Bekannt wurde Annemarie Schwarzenbach dagegen als Reisejournalistin für Schweizer Zeitungen: Seit 1933 durchquerte sie rastlos Europa, den Orient, den Kongo - und die USA. 1937 fuhr sie mit einer Kollegin monatelang durch die Südstaaten, schilderte die verheerenden Folgen der Weltwirtschaftskrise und hielt in eindringlichen Dokumentaraufnahmen Arme und Arbeitslose fest. Ihre Texte über den Orient gelten heute als historische Dokumente einer nicht mehr existierenden Zeit. Und überall fotografierte sie die Schönheit selbstbewusster Frauen.
"Wie bei ihren Texten ist es der sehr persönliche Blick: Sie macht unglaublich schöne Aufnahmen von Geliebten. Aber auch von fremden Frauen, die sie trifft, sei das in Amerika oder auch Afrika, in Afghanistan. Das sind Sachen, wo sie sich von den männlichen Kollegen, die gleichzeitig als Fotojournalisten natürlich auch arbeiten, da unterscheidet sie sich."

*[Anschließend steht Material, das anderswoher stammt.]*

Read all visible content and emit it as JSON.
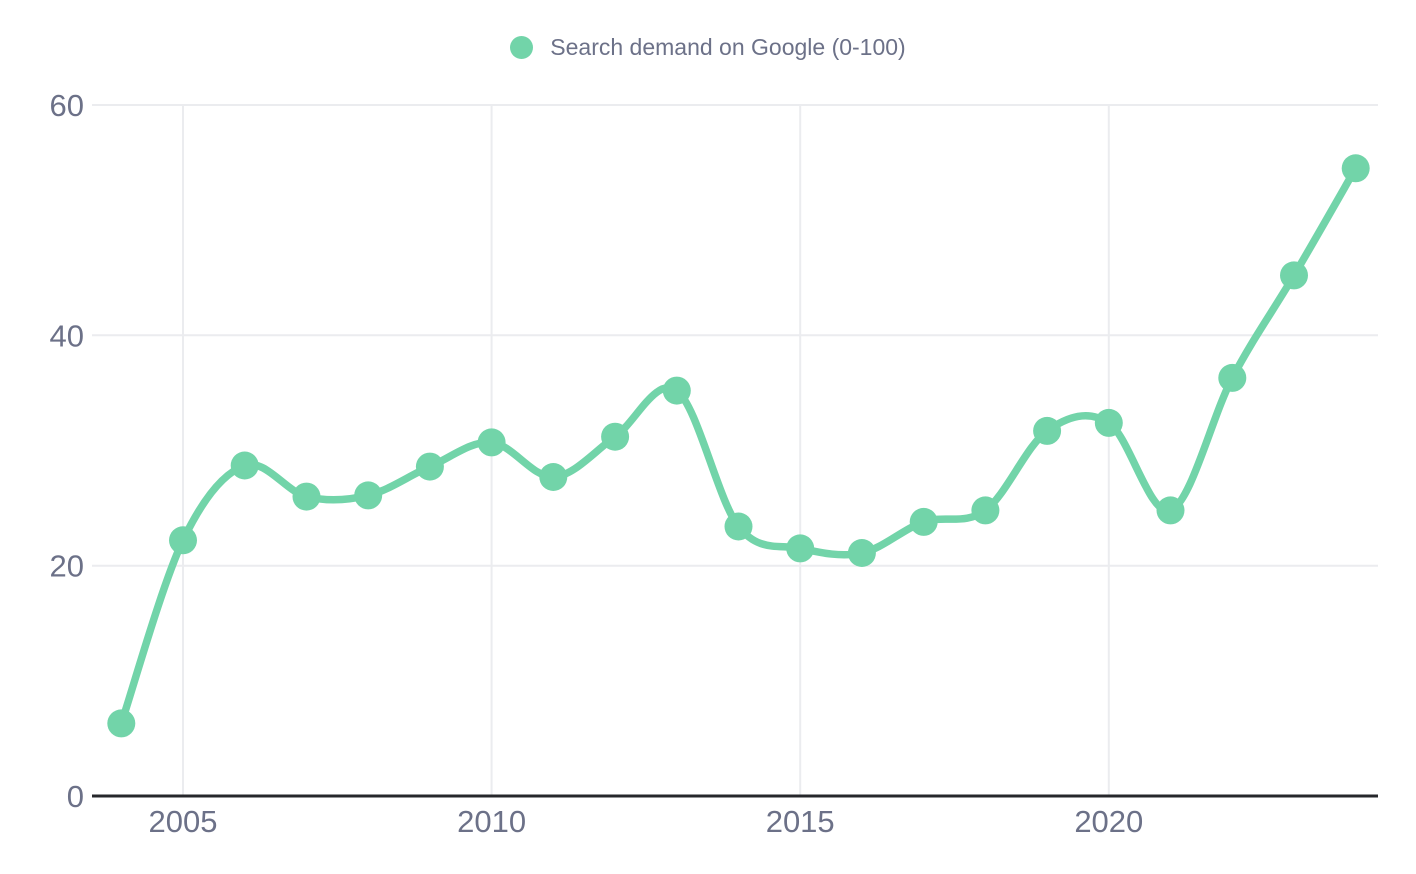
{
  "legend": {
    "label": "Search demand on Google (0-100)"
  },
  "colors": {
    "series": "#72d4a9",
    "grid": "#ebecef",
    "axis": "#26272b",
    "text": "#6c7188",
    "background": "#ffffff"
  },
  "chart_data": {
    "type": "line",
    "title": "Search demand on Google (0-100)",
    "legend_position": "top-center",
    "grid": true,
    "x": [
      2004,
      2005,
      2006,
      2007,
      2008,
      2009,
      2010,
      2011,
      2012,
      2013,
      2014,
      2015,
      2016,
      2017,
      2018,
      2019,
      2020,
      2021,
      2022,
      2023,
      2024
    ],
    "series": [
      {
        "name": "Search demand on Google (0-100)",
        "values": [
          6.3,
          22.2,
          28.7,
          26.0,
          26.1,
          28.6,
          30.7,
          27.7,
          31.2,
          35.2,
          23.4,
          21.5,
          21.1,
          23.8,
          24.8,
          31.7,
          32.4,
          24.8,
          36.3,
          45.2,
          54.5
        ]
      }
    ],
    "xlabel": "",
    "ylabel": "",
    "xticks": [
      2005,
      2010,
      2015,
      2020
    ],
    "yticks": [
      0,
      20,
      40,
      60
    ],
    "ylim": [
      0,
      60
    ],
    "xlim": [
      2004,
      2024
    ]
  }
}
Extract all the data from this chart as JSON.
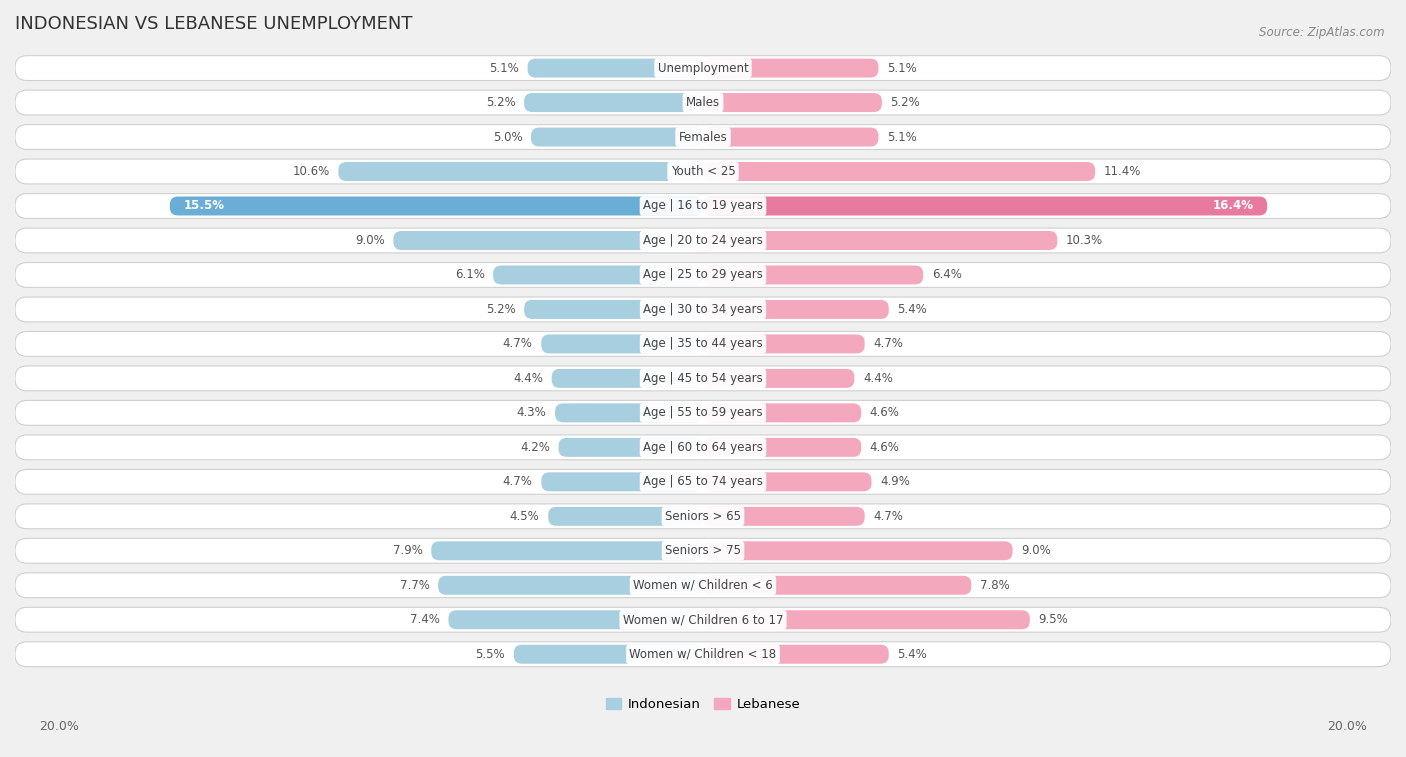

Erschöpft von den Reisen, innerlich halt- und heimatlos, krank durch Morphiumsucht, Entziehungskuren und Depressionen, fuhr Annemarie Schwarzenbach im Sommer 1942 in die Schweiz, um sich zu erholen. Nach einem Fahrradunfall und einer vermutlich falschen Behandlung durch die Ärzte, starb sie am 15. November 1942. Sie wurde 34 Jahre alt.